Patrick Reville, MD, MPH, instructor, Department of Leukemia, MD Anderson Cancer Center, explains the implications of the longer-term follow-up of venetoclax in combination with the chemotherapy regimen cladribine, high-dose cytarabine, idarubicin (CLIA) and how age is a factor when considering chemotherapy options.
Longer-term outcomes seem to continue showing really encouraging results for the use of venetoclax in combination with the chemotherapy regimen cladribine, high-dose cytarabine, idarubicin (CLIA) in patients with newly-diagnosed acute myeloid leukemia (AML) and high-risk myelodysplastic syndrome (MDS), said Patrick Reville, MD, MPH, instructor, Department of Leukemia, MD Anderson Cancer Center.
Transcript
Were there any differences in results due to the longer-term follow-up in this study?
We're doing 2 things here. We have accrued more patients onto this study than per our last publication or our last presentation. So, we have more patients on the study today than we had in our publication or at the last time that we presented this at [the American Society of Hematology Annual Meeting & Exposition].
In addition, we have longer follow-up, so we have more patients and longer follow-up for especially the patients that had been on the study previously. The activity of the regimen is really confirmed with the additional patients. So, the response rate and how deep the responses are have been confirmed with the enrollment of more patients onto this study. That was really encouraging to see.

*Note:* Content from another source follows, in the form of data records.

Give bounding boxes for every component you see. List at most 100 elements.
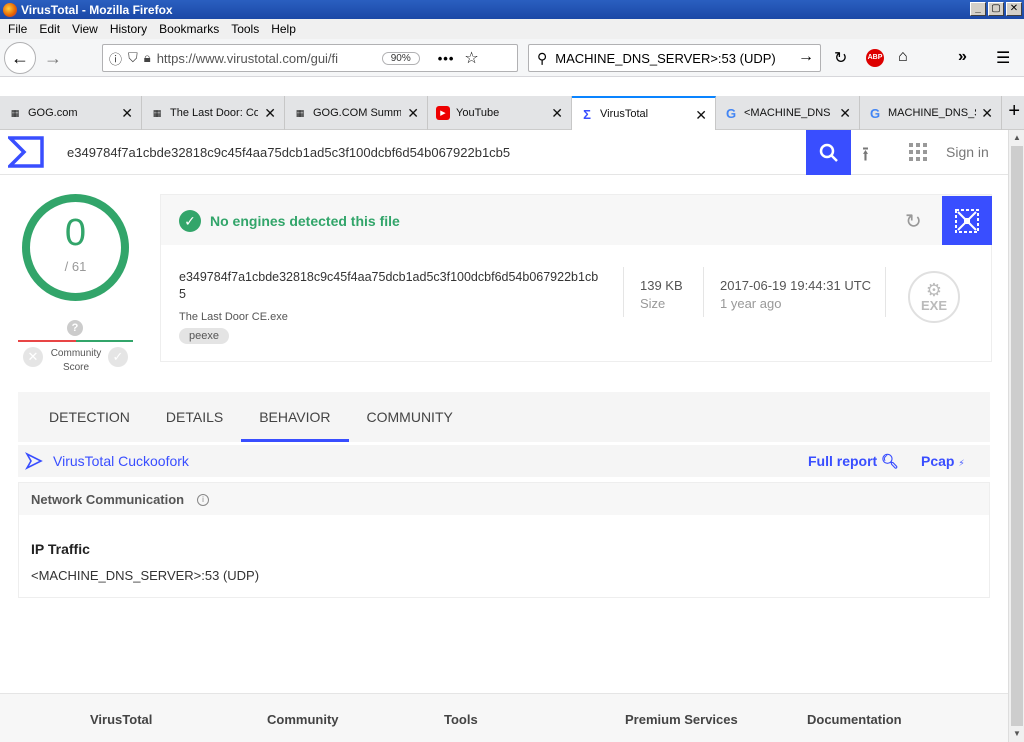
- overflow-menu-icon[interactable]: »: [958, 48, 967, 66]
- file-summary-card: ✓ No engines detected this file ↻ e34978…: [160, 194, 992, 362]
- page-actions-icon[interactable]: •••: [438, 51, 455, 66]
- search-bar[interactable]: ⚲ MACHINE_DNS_SERVER>:53 (UDP) →: [528, 44, 821, 72]
- info-icon[interactable]: i: [197, 494, 209, 506]
- tab-community[interactable]: COMMUNITY: [349, 392, 471, 442]
- tab-detection[interactable]: DETECTION: [18, 392, 148, 442]
- info-icon[interactable]: ⓘ: [109, 49, 122, 68]
- network-communication-card: Network Communication i IP Traffic <MACH…: [18, 482, 990, 598]
- sandbox-selector: VirusTotal Cuckoofork Full report 🔍︎ Pca…: [18, 445, 990, 477]
- adblock-icon[interactable]: ABP: [866, 49, 884, 67]
- analysis-date-relative: 1 year ago: [720, 296, 782, 311]
- sign-in-link[interactable]: Sign in: [946, 144, 989, 160]
- close-tab-icon[interactable]: ✕: [551, 105, 563, 122]
- menu-bookmarks[interactable]: Bookmarks: [153, 22, 225, 36]
- zoom-indicator[interactable]: 90%: [381, 51, 420, 65]
- upload-icon[interactable]: ⭱: [862, 140, 869, 174]
- pcap-link[interactable]: Pcap ⚡: [921, 453, 965, 469]
- close-window-button[interactable]: ✕: [1006, 2, 1022, 16]
- scroll-down-icon[interactable]: ▼: [1009, 726, 1024, 742]
- menu-history[interactable]: History: [104, 22, 153, 36]
- firefox-icon: [3, 2, 17, 17]
- tab-last-door[interactable]: ▦ The Last Door: Co ✕: [142, 96, 285, 130]
- graph-button[interactable]: [942, 196, 992, 245]
- close-tab-icon[interactable]: ✕: [839, 105, 851, 122]
- reload-icon[interactable]: ↻: [834, 48, 847, 68]
- divider: [623, 267, 624, 317]
- window-titlebar: VirusTotal - Mozilla Firefox _ ▢ ✕: [0, 0, 1024, 19]
- close-tab-icon[interactable]: ✕: [695, 107, 707, 124]
- close-tab-icon[interactable]: ✕: [407, 105, 419, 122]
- tab-virustotal[interactable]: Σ VirusTotal ✕: [572, 96, 716, 130]
- tab-youtube[interactable]: ▶ YouTube ✕: [428, 96, 572, 130]
- lock-icon[interactable]: 🔒︎: [144, 50, 151, 66]
- page-scrollbar[interactable]: ▲ ▼: [1008, 130, 1024, 742]
- url-bar[interactable]: ⓘ ⛉ 🔒︎ https://www.virustotal.com/gui/fi…: [102, 44, 518, 72]
- shield-icon[interactable]: ⛉: [128, 50, 138, 66]
- vote-malicious-icon[interactable]: ✕: [23, 347, 43, 367]
- menu-file[interactable]: File: [2, 22, 33, 36]
- community-bar-positive: [76, 340, 133, 342]
- tab-strip: ▦ GOG.com ✕ ▦ The Last Door: Co ✕ ▦ GOG.…: [0, 96, 1024, 130]
- tab-google-2[interactable]: G MACHINE_DNS_S ✕: [860, 96, 1002, 130]
- file-size-label: Size: [640, 296, 666, 311]
- ip-traffic-value[interactable]: <MACHINE_DNS_SERVER>:53 (UDP): [31, 568, 259, 583]
- tab-gog-summer[interactable]: ▦ GOG.COM Summe ✕: [285, 96, 428, 130]
- google-icon: G: [725, 105, 737, 121]
- forward-button[interactable]: →: [44, 48, 62, 69]
- detection-score: 0: [64, 212, 87, 254]
- hamburger-menu-icon[interactable]: ☰: [996, 48, 1010, 68]
- full-report-link[interactable]: Full report 🔍︎: [808, 453, 899, 470]
- footer-tools[interactable]: Tools: [444, 712, 478, 727]
- close-tab-icon[interactable]: ✕: [264, 105, 276, 122]
- vote-harmless-icon[interactable]: ✓: [108, 347, 128, 367]
- tab-label: The Last Door: Co: [170, 107, 258, 119]
- tab-gog[interactable]: ▦ GOG.com ✕: [0, 96, 142, 130]
- gog-icon: ▦: [152, 107, 162, 118]
- search-hash-input[interactable]: e349784f7a1cbde32818c9c45f4aa75dcb1ad5c3…: [67, 145, 510, 160]
- close-tab-icon[interactable]: ✕: [121, 105, 133, 122]
- virustotal-logo[interactable]: [5, 136, 44, 171]
- menu-tools[interactable]: Tools: [225, 22, 265, 36]
- sandbox-name-link[interactable]: VirusTotal Cuckoofork: [53, 453, 189, 469]
- url-text[interactable]: https://www.virustotal.com/gui/fi: [157, 51, 352, 66]
- tab-label: MACHINE_DNS_S: [888, 107, 976, 119]
- tab-behavior[interactable]: BEHAVIOR: [241, 392, 349, 442]
- window-title: VirusTotal - Mozilla Firefox: [21, 2, 173, 17]
- minimize-button[interactable]: _: [970, 2, 986, 16]
- full-report-label: Full report: [808, 453, 878, 469]
- search-input-value[interactable]: MACHINE_DNS_SERVER>:53 (UDP): [555, 51, 775, 66]
- footer-premium-services[interactable]: Premium Services: [625, 712, 738, 727]
- youtube-icon: ▶: [436, 106, 450, 120]
- footer-virustotal[interactable]: VirusTotal: [90, 712, 152, 727]
- pcap-label: Pcap: [921, 453, 955, 469]
- menu-help[interactable]: Help: [265, 22, 302, 36]
- menubar: File Edit View History Bookmarks Tools H…: [0, 19, 1024, 39]
- community-score: ? ✕ Community Score ✓: [18, 320, 133, 376]
- file-name: The Last Door CE.exe: [179, 311, 288, 323]
- reanalyze-icon[interactable]: ↻: [905, 209, 922, 234]
- tab-details[interactable]: DETAILS: [148, 392, 241, 442]
- network-card-title: Network Communication: [31, 492, 185, 507]
- new-tab-icon[interactable]: +: [1008, 100, 1020, 123]
- menu-view[interactable]: View: [66, 22, 104, 36]
- tab-label: GOG.COM Summe: [313, 107, 401, 119]
- page-content: e349784f7a1cbde32818c9c45f4aa75dcb1ad5c3…: [0, 130, 1008, 742]
- menu-edit[interactable]: Edit: [33, 22, 66, 36]
- scroll-up-icon[interactable]: ▲: [1009, 130, 1024, 146]
- scroll-thumb[interactable]: [1011, 146, 1023, 726]
- bookmark-star-icon[interactable]: ☆: [464, 48, 478, 68]
- file-tag[interactable]: peexe: [179, 328, 229, 344]
- back-button[interactable]: ←: [4, 42, 36, 74]
- footer-documentation[interactable]: Documentation: [807, 712, 902, 727]
- gog-icon: ▦: [295, 107, 305, 118]
- home-icon[interactable]: ⌂: [898, 48, 908, 66]
- footer-community[interactable]: Community: [267, 712, 339, 727]
- file-hash: e349784f7a1cbde32818c9c45f4aa75dcb1ad5c3…: [179, 270, 599, 301]
- apps-grid-icon[interactable]: [909, 143, 927, 164]
- maximize-button[interactable]: ▢: [988, 2, 1004, 16]
- search-go-icon[interactable]: →: [798, 48, 814, 66]
- vt-search-button[interactable]: [806, 130, 851, 175]
- community-score-label: Community Score: [50, 348, 102, 373]
- tab-google-1[interactable]: G <MACHINE_DNS ✕: [716, 96, 860, 130]
- close-tab-icon[interactable]: ✕: [981, 105, 993, 122]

The longer-term outcomes seem to continue to show really encouraging results. We're not seeing many late relapses, or many late treatment failures on this study. Many of the earlier findings that we had shown before are really continuing to hold up at this later time point.
Based on these findings, are there any implications for older patients?
I think the first thing that needs to be done for anybody that's seeing these patients is that determination of whether they're eligible to receive intensive chemotherapy. The distinction is a lot [about] chronological age, but there are certainly patients that are young enough, just by the age cutoff, to have received intensive chemotherapy, but they may have other conditions that would make it such that intensive chemotherapy is not a good option. Any of those patients, either because of age or other comorbidities, I would say that this is not a regimen that would be applicable to them. In general, for the older patients or for the patients that are younger but are not eligible for intensive chemotherapy, this would not be a regimen that we should, at this time, use in those patients.
The other study does that. I think we have other regimens at MD Anderson that we're investigating, whereby we're hoping to improve the outcomes for those patients that are either older, or those that are ineligible for intensive chemotherapy.